Now her former top deputy says Bean decided to award herself the 1 percent pay hike given to 10 top executives with the county that year. The decision came after getting a legal opinion from County Attorney Renee Lee — who got a raise as well — that the pay hike was allowable under their contracts.
"It was Pat's decision on including herself in it after consulting with (Lee)," said former Deputy County Administrator Wally Hill, now the deputy chief operating officer for the city of San Diego.
Bean denies Hill's account of how the controversial pay raise — which she has since asked to have rescinded — came to be. She said Wednesday that she never asked to get the raise.
"I'm really disappointed he would say that," Bean said. "That's not my recollection at all. I would not have done that."
The conflicting assertions are just part of the mystery surrounding the pay raises, granted without the blessing of county commissioners, who set the salaries of Bean and Lee.
Bean, who makes $226,366, has said the raises were given out as part of a long-standing financial incentive program, awarded that year mainly to department heads who brought forward $17 million in cost savings. She and Lee both made cutbacks that year in their offices, but Bean says she doesn't know how she was included.

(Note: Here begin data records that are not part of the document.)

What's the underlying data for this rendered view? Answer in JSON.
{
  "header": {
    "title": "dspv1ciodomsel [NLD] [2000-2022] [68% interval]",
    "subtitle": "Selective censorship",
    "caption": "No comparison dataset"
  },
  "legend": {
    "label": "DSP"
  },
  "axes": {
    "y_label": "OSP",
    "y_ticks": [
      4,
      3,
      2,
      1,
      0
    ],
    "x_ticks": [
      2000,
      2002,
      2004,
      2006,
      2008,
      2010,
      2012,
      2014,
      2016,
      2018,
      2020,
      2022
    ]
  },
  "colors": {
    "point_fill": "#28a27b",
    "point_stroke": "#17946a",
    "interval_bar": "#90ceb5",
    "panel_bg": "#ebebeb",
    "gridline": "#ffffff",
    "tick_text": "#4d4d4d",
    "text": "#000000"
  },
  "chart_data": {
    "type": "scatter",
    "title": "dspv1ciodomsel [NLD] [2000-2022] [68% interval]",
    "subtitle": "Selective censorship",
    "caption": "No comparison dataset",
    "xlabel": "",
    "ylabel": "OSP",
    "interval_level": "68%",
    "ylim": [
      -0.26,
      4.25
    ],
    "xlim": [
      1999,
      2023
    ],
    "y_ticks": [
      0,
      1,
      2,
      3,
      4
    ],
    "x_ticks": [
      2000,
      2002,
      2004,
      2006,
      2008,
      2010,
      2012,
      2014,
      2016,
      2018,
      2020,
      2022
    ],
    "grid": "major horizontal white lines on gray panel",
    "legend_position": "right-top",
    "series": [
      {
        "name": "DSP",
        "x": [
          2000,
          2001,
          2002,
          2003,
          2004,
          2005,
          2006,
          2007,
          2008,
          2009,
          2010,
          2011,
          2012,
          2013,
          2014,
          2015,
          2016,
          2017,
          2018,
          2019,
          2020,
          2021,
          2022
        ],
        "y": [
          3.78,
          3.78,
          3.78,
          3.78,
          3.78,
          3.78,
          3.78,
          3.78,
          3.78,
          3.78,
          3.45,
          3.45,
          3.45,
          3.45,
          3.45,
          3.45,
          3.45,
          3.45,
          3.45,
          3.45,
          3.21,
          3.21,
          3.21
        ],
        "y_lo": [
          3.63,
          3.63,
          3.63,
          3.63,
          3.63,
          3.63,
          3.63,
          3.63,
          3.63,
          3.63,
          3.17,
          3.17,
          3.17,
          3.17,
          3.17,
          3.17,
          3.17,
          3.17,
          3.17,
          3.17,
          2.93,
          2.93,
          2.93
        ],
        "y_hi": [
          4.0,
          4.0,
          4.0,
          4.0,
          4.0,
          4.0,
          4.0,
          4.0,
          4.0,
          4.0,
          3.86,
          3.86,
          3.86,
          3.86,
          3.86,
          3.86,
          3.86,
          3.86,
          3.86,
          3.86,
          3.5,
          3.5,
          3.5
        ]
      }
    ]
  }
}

The program has since been suspended. Hill, who acknowledges pushing for the raises for department directors, lost his job more than a year later in another round of budget cutting by Bean.
Two weeks after the raises were disclosed, the county has been able to provide almost no records of how they happened. County officials can produce no nominating forms, no voting record of the committee that vetted them or the names of its members.
The county wasn't even able locate the policy that enables the reward program 10 days after the St. Petersburg Times requested it. County officials were able to provide records showing some past recipients and suggesting a program of "extraordinary merit increases" has existed since the late 1980s.
"Loosey-goosey does not even begin to describe what happened," said Marcella O'Steen, an east county community activist who called for a vote to fire Bean at Wednesday's County Commission meeting.
Both Lee and Bean have canceled the raises of roughly $2,100 each and said they will return the money they have gotten so far.
The issue arose in a recent review of executive compensation by county internal auditor Jim Barnes. Commissioners requested the review after learning that Bean had awarded her top six deputies raises ranging from 7 to 17 percent last year without their knowledge at a time of anticipated budget cuts.
Barnes did not question Bean's ability to give raises to employees who report to her. But he did question her ability to boost her own pay, and Lee's.
"Both of these executive employees are under contract, and their salaries are set by (commissioners)," Barnes wrote. "Any increase must be approved by the board."
Barnes also questioned Lee's justification for the pay raises: Their contracts say they are entitled to benefits at least as good as other county employees'. Barnes didn't think a raise, regardless of being part of an incentive program, could be called a "benefit."
Bean has said that she opted to accept the raise, after being nominated by an unknown person, upon receiving the opinion.
Lee said Wednesday that she issues legal opinions all the time, but she said it's up to the administrator to decide what to do with them. She said she didn't ask for a raise, doesn't know how it happened and is embarrassed by the whole episode.
"The whole 'legal made me do it' thing is just a farce," she said. "The whole thing is upsetting to me. If I could stand up and apologize to the public, I would because it was not the right thing to do."